Validators on Gonka testnet were dropping out of the epoch signing group during BLS DKG because gas cost grew with each new participant. Two fixes on the release/v0.2.12 branch, landing between 2026-04-16 and 2026-04-21, removed the growth on the hot path and preemptively closed four more places that would have broken once v0.2.12 turns on transaction fees.

Timeline (UTC)

  • Pre-2026-04-16 — A testnet trace captured MsgSubmitGroupKeyValidationSignature failing with gasWanted: 10000000, gasUsed: 10240546. Validators who sent that transaction silently dropped from the new epoch.
  • 2026-04-16 00:29 — PR #1070 opened. Moves dealer-part storage out of the shared struct into per-participant records.
  • 2026-04-17 14:48 — PR #1070 merged. Dealer-part submissions now pay the same gas regardless of order.
  • 2026-04-17 20:30 — PR #1088 opened. Applies the same pattern to four more places across BLS and the bridge.
  • 2026-04-21 00:17 — PR #1088 merged. All five growing-gas paths closed.

What broke

BLS DKG is the process where epoch participants jointly build a shared signing key. In an 8-participant group, the 1st dealer paid roughly 187k gas for its share. The 8th paid roughly 10.4M gas, a 56x difference that matches the Cosmos SDK per-byte write pricing.

Gonka estimates gas by simulating the transaction beforehand. Between simulation and inclusion in a block, more dealer submissions could land, increasing the payload size. Real gas exceeded the simulated estimate, and the transaction failed with out of gas.

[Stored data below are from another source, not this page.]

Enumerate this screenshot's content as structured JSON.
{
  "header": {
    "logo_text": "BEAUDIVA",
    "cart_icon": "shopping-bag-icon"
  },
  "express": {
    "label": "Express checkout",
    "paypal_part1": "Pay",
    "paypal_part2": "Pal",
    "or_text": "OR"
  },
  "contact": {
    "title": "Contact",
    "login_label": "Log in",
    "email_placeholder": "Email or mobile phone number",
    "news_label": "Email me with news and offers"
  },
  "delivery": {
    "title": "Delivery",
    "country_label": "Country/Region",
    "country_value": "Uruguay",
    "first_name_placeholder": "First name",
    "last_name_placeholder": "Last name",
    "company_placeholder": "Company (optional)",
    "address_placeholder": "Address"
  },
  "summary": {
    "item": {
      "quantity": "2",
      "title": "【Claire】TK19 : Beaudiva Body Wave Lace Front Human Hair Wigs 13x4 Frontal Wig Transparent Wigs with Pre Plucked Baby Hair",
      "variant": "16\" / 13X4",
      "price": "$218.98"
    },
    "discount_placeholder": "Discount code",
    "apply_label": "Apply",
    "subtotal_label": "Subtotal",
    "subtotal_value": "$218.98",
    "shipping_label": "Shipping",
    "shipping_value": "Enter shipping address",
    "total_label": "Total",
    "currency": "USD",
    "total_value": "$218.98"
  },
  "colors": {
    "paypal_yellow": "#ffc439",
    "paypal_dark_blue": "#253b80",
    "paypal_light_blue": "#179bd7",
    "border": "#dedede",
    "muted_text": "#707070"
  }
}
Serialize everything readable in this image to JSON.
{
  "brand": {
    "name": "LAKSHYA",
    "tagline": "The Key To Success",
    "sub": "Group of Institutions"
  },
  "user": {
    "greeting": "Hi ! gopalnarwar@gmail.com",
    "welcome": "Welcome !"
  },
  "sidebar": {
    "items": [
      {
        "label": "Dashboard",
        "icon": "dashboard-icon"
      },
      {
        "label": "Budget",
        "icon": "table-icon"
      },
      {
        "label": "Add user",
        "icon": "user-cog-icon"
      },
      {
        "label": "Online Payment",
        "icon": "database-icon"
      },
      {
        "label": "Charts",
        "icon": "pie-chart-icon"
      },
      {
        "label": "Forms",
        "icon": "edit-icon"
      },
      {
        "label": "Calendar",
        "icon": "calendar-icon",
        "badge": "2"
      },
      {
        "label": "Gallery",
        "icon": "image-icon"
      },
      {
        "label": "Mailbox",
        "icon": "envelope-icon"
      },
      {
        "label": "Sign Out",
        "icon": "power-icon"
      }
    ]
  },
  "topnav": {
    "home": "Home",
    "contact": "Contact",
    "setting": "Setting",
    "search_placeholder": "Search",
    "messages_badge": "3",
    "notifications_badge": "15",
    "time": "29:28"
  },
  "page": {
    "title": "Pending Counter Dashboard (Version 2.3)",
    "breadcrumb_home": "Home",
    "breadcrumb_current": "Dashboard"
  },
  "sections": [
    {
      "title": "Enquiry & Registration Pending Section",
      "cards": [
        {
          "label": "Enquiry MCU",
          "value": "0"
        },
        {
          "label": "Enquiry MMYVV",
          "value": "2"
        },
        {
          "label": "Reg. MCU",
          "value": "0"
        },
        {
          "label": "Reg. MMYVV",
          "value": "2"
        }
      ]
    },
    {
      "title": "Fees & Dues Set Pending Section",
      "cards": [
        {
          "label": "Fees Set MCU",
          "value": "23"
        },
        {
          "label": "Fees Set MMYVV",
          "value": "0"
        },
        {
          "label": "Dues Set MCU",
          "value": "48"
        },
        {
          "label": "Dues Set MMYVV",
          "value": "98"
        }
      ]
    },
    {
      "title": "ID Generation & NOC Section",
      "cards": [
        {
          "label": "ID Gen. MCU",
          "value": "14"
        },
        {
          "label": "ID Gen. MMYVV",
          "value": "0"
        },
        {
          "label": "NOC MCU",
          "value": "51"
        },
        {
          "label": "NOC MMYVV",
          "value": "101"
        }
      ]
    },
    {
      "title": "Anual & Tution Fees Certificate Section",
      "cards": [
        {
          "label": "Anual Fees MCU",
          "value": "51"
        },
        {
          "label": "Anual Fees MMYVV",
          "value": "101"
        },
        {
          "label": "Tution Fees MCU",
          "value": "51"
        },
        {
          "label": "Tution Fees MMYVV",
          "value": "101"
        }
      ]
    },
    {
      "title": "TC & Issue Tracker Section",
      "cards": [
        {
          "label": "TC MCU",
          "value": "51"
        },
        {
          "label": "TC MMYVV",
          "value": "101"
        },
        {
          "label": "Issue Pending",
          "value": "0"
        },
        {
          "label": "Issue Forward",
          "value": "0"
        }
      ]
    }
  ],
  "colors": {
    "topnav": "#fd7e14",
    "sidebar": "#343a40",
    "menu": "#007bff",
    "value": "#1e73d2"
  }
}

A failed dealer missed CalculateSlotsWithDealerParts, fell below the ITotalSlots/2 threshold in TransitionToVerifyingPhase, and was filtered out of the new epoch's signing group. From the outside it looked like validators were "dropping" after the upgrade — in reality their in-flight transactions ran out of gas before inclusion.

Root cause

SubmitDealerPart rewrote the entire EpochBLSData struct on every submission. The list of dealer parts lived inside that struct and grew with each new entry. Under byte-based gas pricing, every write paid for the whole growing list — so the Nth submission cost roughly N times the first.

The same pattern existed in four other places across the BLS and bridge modules: partial signatures for group-key validation, verification submissions, dealer complaints, threshold signing requests, and the validator list on bridge transactions. All of them were waiting to misbehave once transaction fees activate in v0.2.12.

Fix

PR #1070 moved dealer-part storage out of the shared struct into per-participant records keyed as {DealerPartPrefix}{epochID}/{participantIdx}. Writing one dealer part now costs the same gas no matter how many are already stored. All existing consumers — phase_transitions.go, dispute_resolution.go, msg_server_verifier.go, bls_crypto.go — still see the slice shape they always had, because GetEpochBLSData rebuilds it on read. Pre-upgrade inline entries stay valid as a baseline, and no migration step was required.

PR #1088 applied the same split to the four remaining places in five self-reviewed commits, one fix per commit. For nodes already running v0.2.12-rc, in-flight pre-split state is migrated inside the v0.2.12 upgrade handler.

Lessons

  • Byte-priced writes turn any inline growing list into an O(N) trap. When the data lives inside a single struct, each new entry makes every future write more expensive than the last. Simulation-based estimation does not catch it, because the gap between estimate and inclusion is exactly where the list grows.
  • Gas regressions surface late. The 8-participant DKG only hit the ceiling because gasWanted was set at 10M — smaller groups passed quietly. A static gas ceiling picked from observed cost leaves no headroom for late-arriving transactions.
  • Transaction fees amplify silent regressions. v0.2.12 introduces consensus fees, and the four other places with the same pattern would have started failing the moment fees activate. Preemptive splitting in PR #1088 avoided a second round of DKG dropouts on MainNet.
  • AI-assisted review caught this class of bug twice in one week. PR #1070 and PR #1088 both credit Claude Opus 4.7 in their AI Usage notes; related PR #1087 credits ai-reviewer on gemini_high. Each commit ships tests that pin the invariant, so any regression fails CI.